When I observe a lot of people with expertise, their unconscious competence helps them navigate with ease without even thinking about it. The moment you question their judgement, their instincts take a back seat and suddenly their competency goes down. I was at a restaurant, I requested a cook for fried eggs. The cook asked if I wanted both sides to be cooked, and I said “yes, but don’t break the yolk”. The cook left out a nervous laughter and when turning the eggs to the other side, the yolk broke. I disrupted the cook’s flow just by doubting their ability.

This happens frequently at work. Decision makers who are expert beginners often want to get into the details, what this does is, it interrupts the flow mode of expertise. Explaining the solutions and decision making process which would otherwise be unconscious nature, requires a good deal of effort and often leads to sub optimal solutions. If you have an expertise on some area and are tasked with solutions, then keep in mind that you have to explain your decisions to people who know details at a surface level. People are naturally curious and LLMs feed their curiosity a great deal.

Photo by Julia M Cameron on Pexels.com

For this reason, whenever I come up with solutions, I make it a multi step approach. This is I learnt from many different sources which help you harvest your unconscious competence.

Step 1 – Read the problem statement, re-read and think very hard to solve the problem. Too often no solution emerges, but all of a sudden when you are at a break, a solution emerges and when it happens immediately write it down. Beware, this solution is ephemeral and its details vanishes within a few minutes. Keep noting down the solutions that pop up at odd times like driving, cleaning etc.

Step 2 – Find reference material from internet and previous assignments to back your solutions.

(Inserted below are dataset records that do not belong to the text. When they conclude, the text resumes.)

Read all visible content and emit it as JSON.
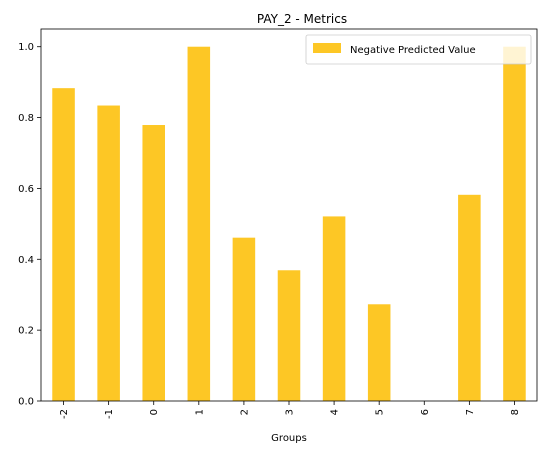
{
  "chart_data": {
    "type": "bar",
    "title": "PAY_2 - Metrics",
    "xlabel": "Groups",
    "ylabel": "",
    "categories": [
      "-2",
      "-1",
      "0",
      "1",
      "2",
      "3",
      "4",
      "5",
      "6",
      "7",
      "8"
    ],
    "series": [
      {
        "name": "Negative Predicted Value",
        "color": "#fdc725",
        "values": [
          0.883,
          0.834,
          0.779,
          1.0,
          0.461,
          0.369,
          0.521,
          0.273,
          0.0,
          0.582,
          1.0
        ]
      }
    ],
    "ylim": [
      0,
      1.05
    ],
    "yticks": [
      "0.0",
      "0.2",
      "0.4",
      "0.6",
      "0.8",
      "1.0"
    ],
    "ytick_values": [
      0,
      0.2,
      0.4,
      0.6,
      0.8,
      1.0
    ],
    "grid": false,
    "legend_position": "top-right"
  }
}
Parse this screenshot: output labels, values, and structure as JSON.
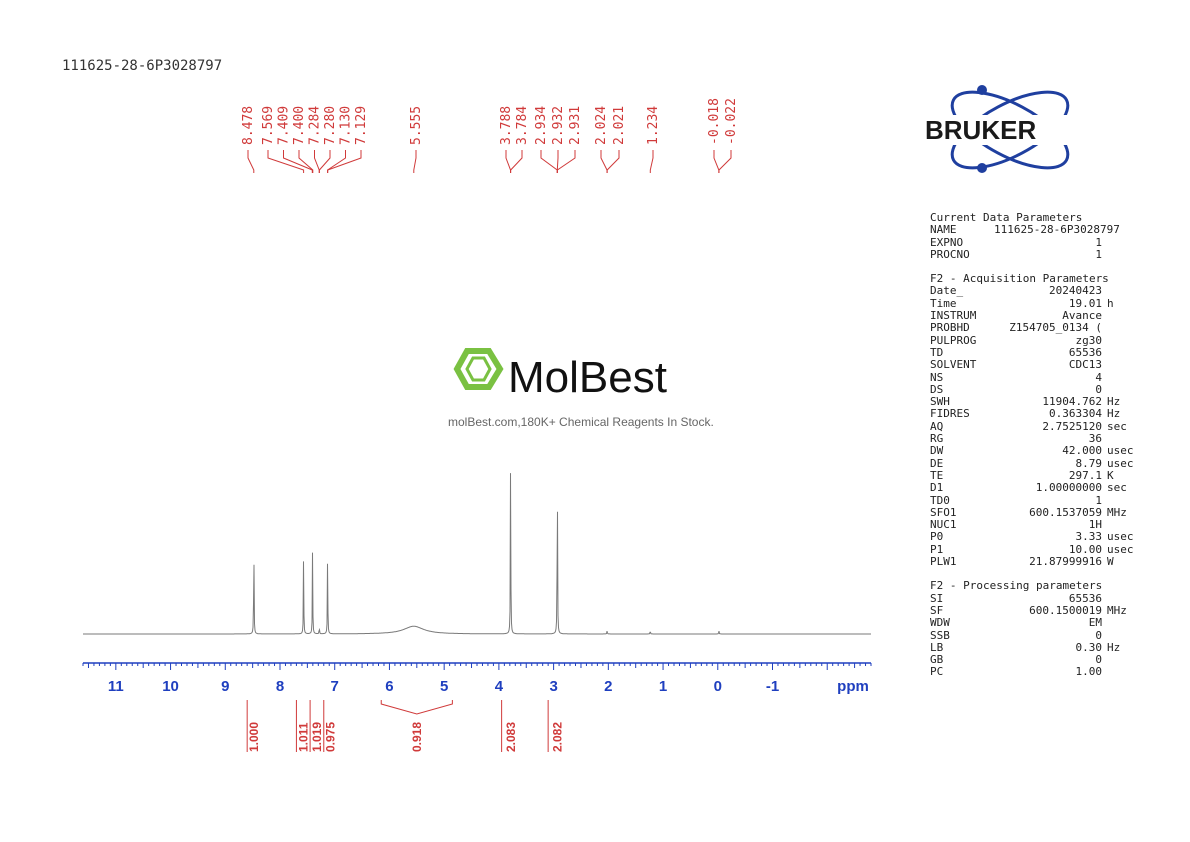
{
  "sample_title": "111625-28-6P3028797",
  "watermark": {
    "name": "MolBest",
    "tagline": "molBest.com,180K+ Chemical Reagents In Stock."
  },
  "logo": {
    "text": "BRUKER"
  },
  "colors": {
    "spectrum": "#7a7a7a",
    "peak_label": "#d03a3a",
    "axis": "#1f3fbf",
    "integral": "#d03a3a",
    "watermark_green": "#7ac142",
    "bruker_blue": "#1f3f9f"
  },
  "chart_data": {
    "type": "line",
    "title": "",
    "xlabel": "ppm",
    "x_reversed": true,
    "xlim": [
      11.6,
      -2.8
    ],
    "tick_labels": [
      "11",
      "10",
      "9",
      "8",
      "7",
      "6",
      "5",
      "4",
      "3",
      "2",
      "1",
      "0",
      "-1"
    ],
    "tick_values": [
      11,
      10,
      9,
      8,
      7,
      6,
      5,
      4,
      3,
      2,
      1,
      0,
      -1
    ],
    "peak_labels": [
      "8.478",
      "7.569",
      "7.409",
      "7.400",
      "7.284",
      "7.280",
      "7.130",
      "7.129",
      "5.555",
      "3.788",
      "3.784",
      "2.934",
      "2.932",
      "2.931",
      "2.024",
      "2.021",
      "1.234",
      "-0.018",
      "-0.022"
    ],
    "peaks": [
      {
        "ppm": 8.478,
        "height": 0.54
      },
      {
        "ppm": 7.569,
        "height": 0.43
      },
      {
        "ppm": 7.405,
        "height": 0.45
      },
      {
        "ppm": 7.282,
        "height": 0.04
      },
      {
        "ppm": 7.13,
        "height": 0.45
      },
      {
        "ppm": 5.555,
        "height": 0.04,
        "broad": true
      },
      {
        "ppm": 3.786,
        "height": 1.0
      },
      {
        "ppm": 2.932,
        "height": 1.0
      },
      {
        "ppm": 2.022,
        "height": 0.02
      },
      {
        "ppm": 1.234,
        "height": 0.02
      },
      {
        "ppm": -0.02,
        "height": 0.02
      }
    ],
    "integrals": [
      {
        "from": 8.6,
        "to": 8.35,
        "value": "1.000"
      },
      {
        "from": 7.7,
        "to": 7.45,
        "value": "1.011"
      },
      {
        "from": 7.45,
        "to": 7.2,
        "value": "1.019"
      },
      {
        "from": 7.2,
        "to": 6.95,
        "value": "0.975"
      },
      {
        "from": 6.15,
        "to": 4.85,
        "value": "0.918"
      },
      {
        "from": 3.95,
        "to": 3.6,
        "value": "2.083"
      },
      {
        "from": 3.1,
        "to": 2.75,
        "value": "2.082"
      }
    ]
  },
  "parameters": [
    {
      "heading": "Current Data Parameters",
      "rows": [
        {
          "key": "NAME",
          "value": "111625-28-6P3028797",
          "unit": ""
        },
        {
          "key": "EXPNO",
          "value": "1",
          "unit": ""
        },
        {
          "key": "PROCNO",
          "value": "1",
          "unit": ""
        }
      ]
    },
    {
      "heading": "F2 - Acquisition Parameters",
      "rows": [
        {
          "key": "Date_",
          "value": "20240423",
          "unit": ""
        },
        {
          "key": "Time",
          "value": "19.01",
          "unit": "h"
        },
        {
          "key": "INSTRUM",
          "value": "Avance",
          "unit": ""
        },
        {
          "key": "PROBHD",
          "value": "Z154705_0134 (",
          "unit": ""
        },
        {
          "key": "PULPROG",
          "value": "zg30",
          "unit": ""
        },
        {
          "key": "TD",
          "value": "65536",
          "unit": ""
        },
        {
          "key": "SOLVENT",
          "value": "CDC13",
          "unit": ""
        },
        {
          "key": "NS",
          "value": "4",
          "unit": ""
        },
        {
          "key": "DS",
          "value": "0",
          "unit": ""
        },
        {
          "key": "SWH",
          "value": "11904.762",
          "unit": "Hz"
        },
        {
          "key": "FIDRES",
          "value": "0.363304",
          "unit": "Hz"
        },
        {
          "key": "AQ",
          "value": "2.7525120",
          "unit": "sec"
        },
        {
          "key": "RG",
          "value": "36",
          "unit": ""
        },
        {
          "key": "DW",
          "value": "42.000",
          "unit": "usec"
        },
        {
          "key": "DE",
          "value": "8.79",
          "unit": "usec"
        },
        {
          "key": "TE",
          "value": "297.1",
          "unit": "K"
        },
        {
          "key": "D1",
          "value": "1.00000000",
          "unit": "sec"
        },
        {
          "key": "TD0",
          "value": "1",
          "unit": ""
        },
        {
          "key": "SFO1",
          "value": "600.1537059",
          "unit": "MHz"
        },
        {
          "key": "NUC1",
          "value": "1H",
          "unit": ""
        },
        {
          "key": "P0",
          "value": "3.33",
          "unit": "usec"
        },
        {
          "key": "P1",
          "value": "10.00",
          "unit": "usec"
        },
        {
          "key": "PLW1",
          "value": "21.87999916",
          "unit": "W"
        }
      ]
    },
    {
      "heading": "F2 - Processing parameters",
      "rows": [
        {
          "key": "SI",
          "value": "65536",
          "unit": ""
        },
        {
          "key": "SF",
          "value": "600.1500019",
          "unit": "MHz"
        },
        {
          "key": "WDW",
          "value": "EM",
          "unit": ""
        },
        {
          "key": "SSB",
          "value": "0",
          "unit": ""
        },
        {
          "key": "LB",
          "value": "0.30",
          "unit": "Hz"
        },
        {
          "key": "GB",
          "value": "0",
          "unit": ""
        },
        {
          "key": "PC",
          "value": "1.00",
          "unit": ""
        }
      ]
    }
  ]
}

If it is a novel solution, dive deeper to explain but do not change the solution because you can’t find explanations.

Step 3 – KYEB (Know Your Expert Beginners) and be equipped with ELI5 answers to anticipated questions to impart confidence of the solution.

Before presenting your solution, establish your credentials which helps setting the right expectation using info from the KYEB research. This helps to present your views as an expert without getting into a loop of explanations and doubts. For the doctor’s case I discussed at the beginning, I recently see a few doctors have a dossier to quickly explain their decisions and cut short the questioning from the patients. We also will be expert beginners at many topics, the best we can help there is to let the experts do their job.